Battery-free (or almost) connected devices

Vibrations from a motor or small photovoltaic panels can provide sufficient energy for these types of devices. In this case, they are usually equipped with a rechargeable battery according to the availability of the energy source. However, there are other small devices which can work without this accumulation of energy; such as passive RFID technology.  These are small TAGs which are powered when hit by the radio waves of a transmitter.  The signal received by these antennas feeds the chip inside and transmits its status to the receiver. This technology is widely used in merchandise logistics.

Another similar technology is NFC TAGs. In this case, there are real devices which can be powered by placing your Smartphone. These are small power outputs capable of providing up to 20 mA of current. This energy is sufficient to power a microcontroller capable of sampling a sensor signal and transmitting the value to a smartphone for processing.

EnOcean Alliance is amongst the most effective wireless technologies for energy extraction. It is an ecosystem that produces wireless sensors that gather energy from their surroundings: movement, light or temperature. The combination of miniature energy converters, ultra-low consumption electronics and robust radio technology based on open standards (EnOcean, Zigbee and Bluetooth) forms the basis for the digitization of buildings, services and production processes in IoT. These solutions are used in building automation, smart houses, LED lighting control and industrial applications.

Low energy battery powered devices

So far we have focused on the most innovative smart devices from the point of view of energy consumption, but there are also a number of low-consumption devices capable of performing more complex functions. These are systems with batteries that last over 10 years and are activated only when necessary.  In the meantime, they remain in a dormant state with practically no energy consumption whatsoever. 

What are the applications in which these devices can be used? One of the functionalities is for gas and water meters, a sector that transmits data daily. It can also be of interest for measuring weather conditions or pollution levels in cities or controlling lighting or parking lots.

Communication systems

To achieve low energy consumption, smart devices use communication protocols.  Apart from EnOcean, which we spoke about previously, among the first protocols implemented were Sigfox and LoRa, which allow for significant transmission distances to be covered, up to a maximum of 15km, with a limited energy consumption. However, both of these technologies have the issue of limited bandwidth availability, which exclusively limits their use to sensors with little information.

Another technology is wireless M-Bus, a certified protocol for gas measurement, but which also has a very limited bandwidth and requires some manual channel management.

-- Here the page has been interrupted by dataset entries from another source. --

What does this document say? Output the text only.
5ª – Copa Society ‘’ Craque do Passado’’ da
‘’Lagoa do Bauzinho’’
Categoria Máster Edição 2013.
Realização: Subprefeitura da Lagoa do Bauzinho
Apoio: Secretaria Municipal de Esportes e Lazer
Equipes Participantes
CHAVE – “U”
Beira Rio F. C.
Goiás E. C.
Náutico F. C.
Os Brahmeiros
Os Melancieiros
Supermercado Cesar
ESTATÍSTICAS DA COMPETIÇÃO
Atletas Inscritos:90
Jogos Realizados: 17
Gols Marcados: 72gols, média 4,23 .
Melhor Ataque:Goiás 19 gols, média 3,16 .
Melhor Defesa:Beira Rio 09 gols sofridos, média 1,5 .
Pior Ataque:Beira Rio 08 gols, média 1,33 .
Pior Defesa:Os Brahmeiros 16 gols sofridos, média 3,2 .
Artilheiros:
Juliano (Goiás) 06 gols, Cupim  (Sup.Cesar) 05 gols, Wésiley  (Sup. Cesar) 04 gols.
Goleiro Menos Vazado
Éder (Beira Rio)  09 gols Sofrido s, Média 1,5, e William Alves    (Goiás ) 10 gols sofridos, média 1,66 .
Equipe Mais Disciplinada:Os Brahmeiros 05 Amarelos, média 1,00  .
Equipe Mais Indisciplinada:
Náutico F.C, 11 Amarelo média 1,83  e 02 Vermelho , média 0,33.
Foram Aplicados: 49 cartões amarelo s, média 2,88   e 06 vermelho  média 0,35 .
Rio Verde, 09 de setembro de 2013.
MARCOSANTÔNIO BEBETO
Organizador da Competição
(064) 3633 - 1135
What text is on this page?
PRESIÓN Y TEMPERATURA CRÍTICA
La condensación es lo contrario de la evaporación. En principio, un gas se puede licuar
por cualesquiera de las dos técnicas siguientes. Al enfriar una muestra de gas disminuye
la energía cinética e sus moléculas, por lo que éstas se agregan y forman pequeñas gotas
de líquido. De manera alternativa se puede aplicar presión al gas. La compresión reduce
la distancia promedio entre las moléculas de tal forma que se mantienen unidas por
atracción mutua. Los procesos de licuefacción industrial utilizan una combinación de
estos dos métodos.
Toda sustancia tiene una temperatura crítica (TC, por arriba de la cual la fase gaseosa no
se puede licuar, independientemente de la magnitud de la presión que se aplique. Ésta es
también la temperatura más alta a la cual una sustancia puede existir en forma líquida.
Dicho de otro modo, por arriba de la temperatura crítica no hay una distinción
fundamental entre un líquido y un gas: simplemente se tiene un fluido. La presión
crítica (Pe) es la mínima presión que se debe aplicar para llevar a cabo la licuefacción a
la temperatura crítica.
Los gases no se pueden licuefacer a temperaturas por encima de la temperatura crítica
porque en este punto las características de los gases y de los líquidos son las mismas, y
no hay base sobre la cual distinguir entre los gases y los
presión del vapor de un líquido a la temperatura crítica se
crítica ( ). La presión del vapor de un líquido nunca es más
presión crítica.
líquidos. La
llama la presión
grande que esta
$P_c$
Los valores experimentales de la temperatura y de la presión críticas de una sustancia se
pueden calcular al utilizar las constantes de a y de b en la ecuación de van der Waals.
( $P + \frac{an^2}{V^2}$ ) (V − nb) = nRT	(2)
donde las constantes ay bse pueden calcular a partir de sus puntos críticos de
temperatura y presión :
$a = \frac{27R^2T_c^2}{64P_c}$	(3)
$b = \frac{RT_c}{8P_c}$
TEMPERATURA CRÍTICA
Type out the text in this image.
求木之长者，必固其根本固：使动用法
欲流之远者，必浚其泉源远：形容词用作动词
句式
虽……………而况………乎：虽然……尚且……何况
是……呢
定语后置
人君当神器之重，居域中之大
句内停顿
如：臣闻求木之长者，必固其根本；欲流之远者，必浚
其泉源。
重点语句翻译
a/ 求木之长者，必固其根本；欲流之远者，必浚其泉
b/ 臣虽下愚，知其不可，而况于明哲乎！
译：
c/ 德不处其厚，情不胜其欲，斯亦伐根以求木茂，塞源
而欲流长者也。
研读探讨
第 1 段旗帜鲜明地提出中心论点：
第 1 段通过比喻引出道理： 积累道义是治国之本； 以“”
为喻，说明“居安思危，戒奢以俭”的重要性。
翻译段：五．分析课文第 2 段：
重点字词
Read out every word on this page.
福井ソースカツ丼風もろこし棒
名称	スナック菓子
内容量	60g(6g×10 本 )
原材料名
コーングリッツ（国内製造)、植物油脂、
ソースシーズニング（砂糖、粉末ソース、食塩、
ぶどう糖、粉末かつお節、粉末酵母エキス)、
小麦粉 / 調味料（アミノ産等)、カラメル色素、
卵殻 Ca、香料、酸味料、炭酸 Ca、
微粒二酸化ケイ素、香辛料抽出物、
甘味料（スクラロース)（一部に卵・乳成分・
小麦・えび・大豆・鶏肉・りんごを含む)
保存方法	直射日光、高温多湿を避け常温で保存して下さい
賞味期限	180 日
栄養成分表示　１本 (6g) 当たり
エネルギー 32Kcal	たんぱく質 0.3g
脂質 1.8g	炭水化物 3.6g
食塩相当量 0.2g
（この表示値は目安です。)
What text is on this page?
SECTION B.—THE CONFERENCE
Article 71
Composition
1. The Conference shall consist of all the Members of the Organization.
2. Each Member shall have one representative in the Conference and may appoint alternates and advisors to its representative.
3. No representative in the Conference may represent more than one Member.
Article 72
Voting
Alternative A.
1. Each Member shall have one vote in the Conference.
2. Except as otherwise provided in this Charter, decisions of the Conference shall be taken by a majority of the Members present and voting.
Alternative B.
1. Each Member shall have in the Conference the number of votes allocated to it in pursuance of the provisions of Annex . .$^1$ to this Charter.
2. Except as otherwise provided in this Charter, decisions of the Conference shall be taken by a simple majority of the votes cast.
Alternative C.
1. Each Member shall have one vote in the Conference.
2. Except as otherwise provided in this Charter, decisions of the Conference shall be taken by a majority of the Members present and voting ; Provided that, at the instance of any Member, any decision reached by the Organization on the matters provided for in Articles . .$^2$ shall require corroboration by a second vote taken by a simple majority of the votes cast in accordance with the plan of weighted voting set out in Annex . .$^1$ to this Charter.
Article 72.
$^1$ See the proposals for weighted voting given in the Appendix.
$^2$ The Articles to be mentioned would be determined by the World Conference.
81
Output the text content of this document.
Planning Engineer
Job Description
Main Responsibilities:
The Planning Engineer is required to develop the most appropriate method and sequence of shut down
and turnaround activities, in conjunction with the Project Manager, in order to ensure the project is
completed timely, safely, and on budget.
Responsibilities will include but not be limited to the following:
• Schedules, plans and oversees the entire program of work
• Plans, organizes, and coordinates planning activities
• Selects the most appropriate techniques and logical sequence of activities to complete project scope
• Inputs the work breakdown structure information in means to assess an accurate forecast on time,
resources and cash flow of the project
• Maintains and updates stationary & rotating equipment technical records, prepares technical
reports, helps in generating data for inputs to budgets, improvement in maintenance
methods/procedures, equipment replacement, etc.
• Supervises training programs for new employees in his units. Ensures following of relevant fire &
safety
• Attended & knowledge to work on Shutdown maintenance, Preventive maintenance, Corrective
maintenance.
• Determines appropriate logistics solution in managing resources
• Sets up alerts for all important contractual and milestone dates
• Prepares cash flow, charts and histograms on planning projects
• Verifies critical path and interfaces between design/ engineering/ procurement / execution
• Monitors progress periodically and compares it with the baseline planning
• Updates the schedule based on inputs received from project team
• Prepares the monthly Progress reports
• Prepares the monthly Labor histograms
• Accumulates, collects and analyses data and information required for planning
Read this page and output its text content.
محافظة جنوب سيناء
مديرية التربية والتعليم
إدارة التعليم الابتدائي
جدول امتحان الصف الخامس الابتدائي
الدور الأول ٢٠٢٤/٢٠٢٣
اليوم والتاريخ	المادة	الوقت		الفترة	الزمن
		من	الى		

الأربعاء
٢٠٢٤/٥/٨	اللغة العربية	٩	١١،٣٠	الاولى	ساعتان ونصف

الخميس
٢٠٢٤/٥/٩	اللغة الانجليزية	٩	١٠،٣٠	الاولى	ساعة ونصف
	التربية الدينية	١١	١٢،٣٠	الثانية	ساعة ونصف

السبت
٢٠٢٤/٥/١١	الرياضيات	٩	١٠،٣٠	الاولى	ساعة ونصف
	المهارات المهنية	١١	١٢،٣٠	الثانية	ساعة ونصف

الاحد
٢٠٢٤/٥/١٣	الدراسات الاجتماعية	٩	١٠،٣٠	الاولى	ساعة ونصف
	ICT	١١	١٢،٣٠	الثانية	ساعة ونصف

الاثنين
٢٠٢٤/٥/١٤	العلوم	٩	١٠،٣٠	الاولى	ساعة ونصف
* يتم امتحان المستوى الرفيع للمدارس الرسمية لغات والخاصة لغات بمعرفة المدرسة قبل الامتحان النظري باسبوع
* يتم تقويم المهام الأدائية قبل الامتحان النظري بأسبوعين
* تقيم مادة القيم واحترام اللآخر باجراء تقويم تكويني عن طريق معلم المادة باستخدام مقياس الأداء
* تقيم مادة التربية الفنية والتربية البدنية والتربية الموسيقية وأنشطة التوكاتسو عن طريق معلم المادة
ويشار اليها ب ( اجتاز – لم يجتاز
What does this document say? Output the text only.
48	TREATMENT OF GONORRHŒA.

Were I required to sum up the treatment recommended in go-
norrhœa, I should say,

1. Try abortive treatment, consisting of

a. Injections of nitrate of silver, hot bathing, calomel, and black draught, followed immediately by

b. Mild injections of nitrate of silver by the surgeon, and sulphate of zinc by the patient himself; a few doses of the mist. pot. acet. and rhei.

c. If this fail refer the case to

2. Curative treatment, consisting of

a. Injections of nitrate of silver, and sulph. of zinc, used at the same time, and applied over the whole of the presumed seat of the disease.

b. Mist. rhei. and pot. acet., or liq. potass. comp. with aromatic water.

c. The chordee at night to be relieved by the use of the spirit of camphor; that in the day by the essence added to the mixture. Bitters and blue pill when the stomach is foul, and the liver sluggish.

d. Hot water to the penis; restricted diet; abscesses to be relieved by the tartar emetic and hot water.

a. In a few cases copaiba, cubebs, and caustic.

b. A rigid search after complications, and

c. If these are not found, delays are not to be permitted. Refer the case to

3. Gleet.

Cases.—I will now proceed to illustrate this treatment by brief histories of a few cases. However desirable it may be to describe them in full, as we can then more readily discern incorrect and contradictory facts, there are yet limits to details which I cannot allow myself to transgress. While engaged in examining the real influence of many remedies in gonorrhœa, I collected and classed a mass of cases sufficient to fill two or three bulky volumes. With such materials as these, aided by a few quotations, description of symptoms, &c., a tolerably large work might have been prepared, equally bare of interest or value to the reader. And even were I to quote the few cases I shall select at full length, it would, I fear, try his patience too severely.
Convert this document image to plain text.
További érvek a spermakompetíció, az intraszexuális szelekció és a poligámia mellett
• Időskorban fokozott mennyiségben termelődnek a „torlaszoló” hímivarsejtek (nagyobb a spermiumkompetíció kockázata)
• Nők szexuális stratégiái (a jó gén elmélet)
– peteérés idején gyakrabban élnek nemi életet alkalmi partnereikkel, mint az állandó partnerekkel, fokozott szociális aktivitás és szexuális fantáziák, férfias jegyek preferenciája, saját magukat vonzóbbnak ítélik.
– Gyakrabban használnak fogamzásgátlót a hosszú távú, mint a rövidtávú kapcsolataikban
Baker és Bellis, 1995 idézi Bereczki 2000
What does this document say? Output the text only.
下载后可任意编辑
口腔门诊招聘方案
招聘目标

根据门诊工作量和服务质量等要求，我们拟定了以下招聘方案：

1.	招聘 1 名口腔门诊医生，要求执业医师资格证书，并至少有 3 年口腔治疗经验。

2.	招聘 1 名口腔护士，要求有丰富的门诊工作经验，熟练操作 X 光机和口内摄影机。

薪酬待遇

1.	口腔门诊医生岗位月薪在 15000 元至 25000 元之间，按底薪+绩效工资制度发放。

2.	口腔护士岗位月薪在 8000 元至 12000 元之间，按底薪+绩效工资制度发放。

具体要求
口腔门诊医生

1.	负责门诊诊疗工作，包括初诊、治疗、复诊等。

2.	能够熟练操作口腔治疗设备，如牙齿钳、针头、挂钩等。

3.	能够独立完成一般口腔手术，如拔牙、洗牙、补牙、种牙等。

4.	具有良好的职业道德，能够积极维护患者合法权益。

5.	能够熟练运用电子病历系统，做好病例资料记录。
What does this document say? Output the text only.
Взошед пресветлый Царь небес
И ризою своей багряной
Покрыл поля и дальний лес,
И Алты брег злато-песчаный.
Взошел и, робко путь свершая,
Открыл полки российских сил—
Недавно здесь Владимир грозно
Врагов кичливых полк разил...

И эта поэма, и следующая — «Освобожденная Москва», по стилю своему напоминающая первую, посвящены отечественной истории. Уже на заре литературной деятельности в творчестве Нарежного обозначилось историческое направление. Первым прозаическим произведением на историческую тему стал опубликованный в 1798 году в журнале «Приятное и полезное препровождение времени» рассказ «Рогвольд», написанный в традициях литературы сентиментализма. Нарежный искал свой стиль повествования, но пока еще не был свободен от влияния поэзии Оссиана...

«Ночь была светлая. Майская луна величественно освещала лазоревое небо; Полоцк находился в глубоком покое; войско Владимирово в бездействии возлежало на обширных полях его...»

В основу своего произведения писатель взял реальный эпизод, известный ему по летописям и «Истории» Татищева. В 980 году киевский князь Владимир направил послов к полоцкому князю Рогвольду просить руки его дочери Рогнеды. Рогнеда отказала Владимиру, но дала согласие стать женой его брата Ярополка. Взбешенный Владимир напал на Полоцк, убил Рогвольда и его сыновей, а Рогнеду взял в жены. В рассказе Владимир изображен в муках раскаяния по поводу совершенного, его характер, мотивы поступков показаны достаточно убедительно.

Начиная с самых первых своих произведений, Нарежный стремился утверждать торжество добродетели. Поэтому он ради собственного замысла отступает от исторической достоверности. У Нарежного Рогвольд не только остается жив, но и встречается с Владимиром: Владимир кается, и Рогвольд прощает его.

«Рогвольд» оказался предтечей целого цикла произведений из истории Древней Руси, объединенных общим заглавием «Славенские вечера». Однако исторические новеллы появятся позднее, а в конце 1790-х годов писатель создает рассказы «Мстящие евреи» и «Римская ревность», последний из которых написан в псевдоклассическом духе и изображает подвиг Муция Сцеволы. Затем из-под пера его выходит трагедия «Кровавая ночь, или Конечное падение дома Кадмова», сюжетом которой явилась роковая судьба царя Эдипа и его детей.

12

In recent years we have seen an evolution of standard protocols like Bluetooth Low Energy, used by all devices that require rapid communication over short distances. Then there’s the emergence of Wi-Fi 6.0, which at a technical and technological level will improve network performance and will mean a significant increase in connection speed, decrease in energy consumption and greater autonomy of connected devices.

Finally, we find that the technology most used by smart devices, as we await the arrival of 5G, is NB-IoT, which guarantees sufficient bandwidth and very low energy consumption.

How will smart devices evolve?

We have analyzed how devices evolve from a physical and communication point of view, but the key in the evolution of smart devices will lie in their transformation into social devices that can identify and interact with other devices to resolve technical problems and do so autonomously.  

One example is in the automotive sector, where connected cars can exchange information on traffic and road conditions to choose the best route and communicate it to the driver. The same applies to logistics, where the information provided by smart devices allows us to optimize the management of perishable products such as food.